On Self‑Understanding

Clarity begins the moment we stop running from ourselves. What we refuse to face within becomes the very thing that shapes our lives without. That is self

INSIGHTS

enoma ojo (2026)

6/7/20261 min read

At 5:12 a.m., in a quiet Arlington, Texas, neighborhood, long before the city woke, Osato sat alone in her car outside the gym. The engine was off, the world was quiet, and yet her chest felt loud. She had told herself she was here to “build discipline,” to “start fresh,” to “finally get her life together.” But as she stared at the fog gathering on the windshield, she realized she wasn’t avoiding the gym, she was avoiding herself. The moment she stepped inside, she would have to confront the truth she had been outrunning for years: she wasn’t tired of exercise; she was tired of pretending she didn’t feel broken.

She exhaled, and for the first time in a long time, she didn’t look away from the feeling.
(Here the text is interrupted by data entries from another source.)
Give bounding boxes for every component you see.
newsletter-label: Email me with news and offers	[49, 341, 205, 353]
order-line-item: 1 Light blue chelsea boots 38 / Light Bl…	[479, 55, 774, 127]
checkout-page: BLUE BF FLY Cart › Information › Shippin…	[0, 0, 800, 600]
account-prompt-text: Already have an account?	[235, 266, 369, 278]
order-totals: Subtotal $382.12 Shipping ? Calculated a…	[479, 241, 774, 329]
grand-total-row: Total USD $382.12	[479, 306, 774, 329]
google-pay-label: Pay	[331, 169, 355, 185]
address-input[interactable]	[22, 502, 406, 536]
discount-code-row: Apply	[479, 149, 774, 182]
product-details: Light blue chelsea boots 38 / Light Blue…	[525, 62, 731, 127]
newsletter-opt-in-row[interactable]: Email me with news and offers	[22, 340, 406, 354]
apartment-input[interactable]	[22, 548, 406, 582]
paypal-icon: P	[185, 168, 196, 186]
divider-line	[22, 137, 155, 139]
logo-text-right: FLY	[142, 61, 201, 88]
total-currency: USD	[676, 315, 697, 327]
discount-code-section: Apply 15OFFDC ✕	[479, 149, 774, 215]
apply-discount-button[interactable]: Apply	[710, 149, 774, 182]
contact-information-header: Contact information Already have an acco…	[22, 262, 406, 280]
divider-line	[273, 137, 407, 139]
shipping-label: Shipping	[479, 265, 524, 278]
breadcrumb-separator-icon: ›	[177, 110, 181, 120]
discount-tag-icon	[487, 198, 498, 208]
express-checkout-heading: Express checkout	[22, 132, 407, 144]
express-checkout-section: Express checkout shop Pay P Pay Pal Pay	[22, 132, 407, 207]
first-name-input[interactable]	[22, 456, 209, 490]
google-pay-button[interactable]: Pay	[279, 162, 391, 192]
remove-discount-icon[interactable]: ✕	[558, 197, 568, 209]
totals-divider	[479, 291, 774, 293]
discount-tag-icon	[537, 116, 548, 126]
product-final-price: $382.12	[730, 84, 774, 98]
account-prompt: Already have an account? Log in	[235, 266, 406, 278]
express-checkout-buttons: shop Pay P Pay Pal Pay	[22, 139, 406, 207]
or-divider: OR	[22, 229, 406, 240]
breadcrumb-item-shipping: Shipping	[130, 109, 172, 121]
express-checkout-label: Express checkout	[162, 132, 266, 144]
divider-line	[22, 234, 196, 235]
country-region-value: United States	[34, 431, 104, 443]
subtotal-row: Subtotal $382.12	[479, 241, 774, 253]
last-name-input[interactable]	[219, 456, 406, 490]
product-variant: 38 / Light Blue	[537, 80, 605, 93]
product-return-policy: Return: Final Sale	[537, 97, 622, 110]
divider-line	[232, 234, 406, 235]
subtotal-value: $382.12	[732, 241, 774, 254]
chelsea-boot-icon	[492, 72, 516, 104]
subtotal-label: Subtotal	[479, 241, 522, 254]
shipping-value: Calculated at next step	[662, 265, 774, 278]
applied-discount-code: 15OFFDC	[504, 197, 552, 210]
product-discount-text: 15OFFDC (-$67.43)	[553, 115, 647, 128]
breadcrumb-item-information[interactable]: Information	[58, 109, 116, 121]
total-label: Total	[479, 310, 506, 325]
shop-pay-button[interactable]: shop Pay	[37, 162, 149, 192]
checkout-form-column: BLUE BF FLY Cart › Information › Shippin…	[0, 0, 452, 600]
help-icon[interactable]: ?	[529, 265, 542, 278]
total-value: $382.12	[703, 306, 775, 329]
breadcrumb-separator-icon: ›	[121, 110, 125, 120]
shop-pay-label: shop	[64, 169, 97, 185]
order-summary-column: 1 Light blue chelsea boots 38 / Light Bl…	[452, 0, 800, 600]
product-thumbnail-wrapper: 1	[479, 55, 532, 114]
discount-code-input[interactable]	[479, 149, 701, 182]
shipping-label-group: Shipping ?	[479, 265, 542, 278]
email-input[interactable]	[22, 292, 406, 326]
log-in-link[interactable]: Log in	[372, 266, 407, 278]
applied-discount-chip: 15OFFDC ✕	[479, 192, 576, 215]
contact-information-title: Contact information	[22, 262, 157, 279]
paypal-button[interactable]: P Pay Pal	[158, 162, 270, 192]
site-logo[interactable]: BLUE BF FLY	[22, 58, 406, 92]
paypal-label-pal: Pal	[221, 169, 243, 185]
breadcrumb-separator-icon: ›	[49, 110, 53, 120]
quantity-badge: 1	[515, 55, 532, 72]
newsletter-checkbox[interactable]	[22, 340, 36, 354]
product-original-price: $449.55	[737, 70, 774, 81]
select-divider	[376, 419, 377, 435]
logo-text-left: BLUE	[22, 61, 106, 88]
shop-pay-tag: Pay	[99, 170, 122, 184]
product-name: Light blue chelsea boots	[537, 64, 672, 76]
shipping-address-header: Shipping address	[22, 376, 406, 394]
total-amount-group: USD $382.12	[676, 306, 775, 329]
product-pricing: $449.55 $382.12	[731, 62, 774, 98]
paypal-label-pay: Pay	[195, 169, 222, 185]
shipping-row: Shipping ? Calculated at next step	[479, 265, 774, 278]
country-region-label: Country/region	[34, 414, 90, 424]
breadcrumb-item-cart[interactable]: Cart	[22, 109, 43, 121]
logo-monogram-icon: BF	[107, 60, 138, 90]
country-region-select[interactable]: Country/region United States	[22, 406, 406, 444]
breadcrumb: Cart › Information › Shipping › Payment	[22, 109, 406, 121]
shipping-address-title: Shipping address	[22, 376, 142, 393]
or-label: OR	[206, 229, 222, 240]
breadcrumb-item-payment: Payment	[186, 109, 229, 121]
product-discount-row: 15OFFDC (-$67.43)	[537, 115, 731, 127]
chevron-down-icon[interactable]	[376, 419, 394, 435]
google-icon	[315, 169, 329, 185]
Most people assume that avoidance protects them, but avoidance is simply a different kind of exposure. The parts of ourselves we push away do not disappear; they reorganize themselves into patterns, reactions, and choices that speak on our behalf. Unacknowledged fear becomes control. Unnamed grief becomes distance. Unexamined desire becomes restlessness. The inner world always finds a way to express itself, even when we believe we are hiding it. Psychology has long shown that unacknowledged emotions don’t disappear; they simply reappear as patterns, impulses, and behaviors outside our awareness (Nisbett & Wilson, 1977).

Self‑understanding begins with the courage to turn inward without judgment. It is the willingness to sit with the discomfort of our own truth long enough for it to soften. When we stop running, we stop distorting. When we stop distorting, we begin to see. And when we begin to see, we finally gain the power to choose a life shaped by intention rather than by the shadows we’ve been trying to outrun.

Reference

Nisbett, R. E., & Wilson, T. D. (1977). Telling more than we can know: Verbal reports on mental processes. Psychological Review, 84(3), 231–259.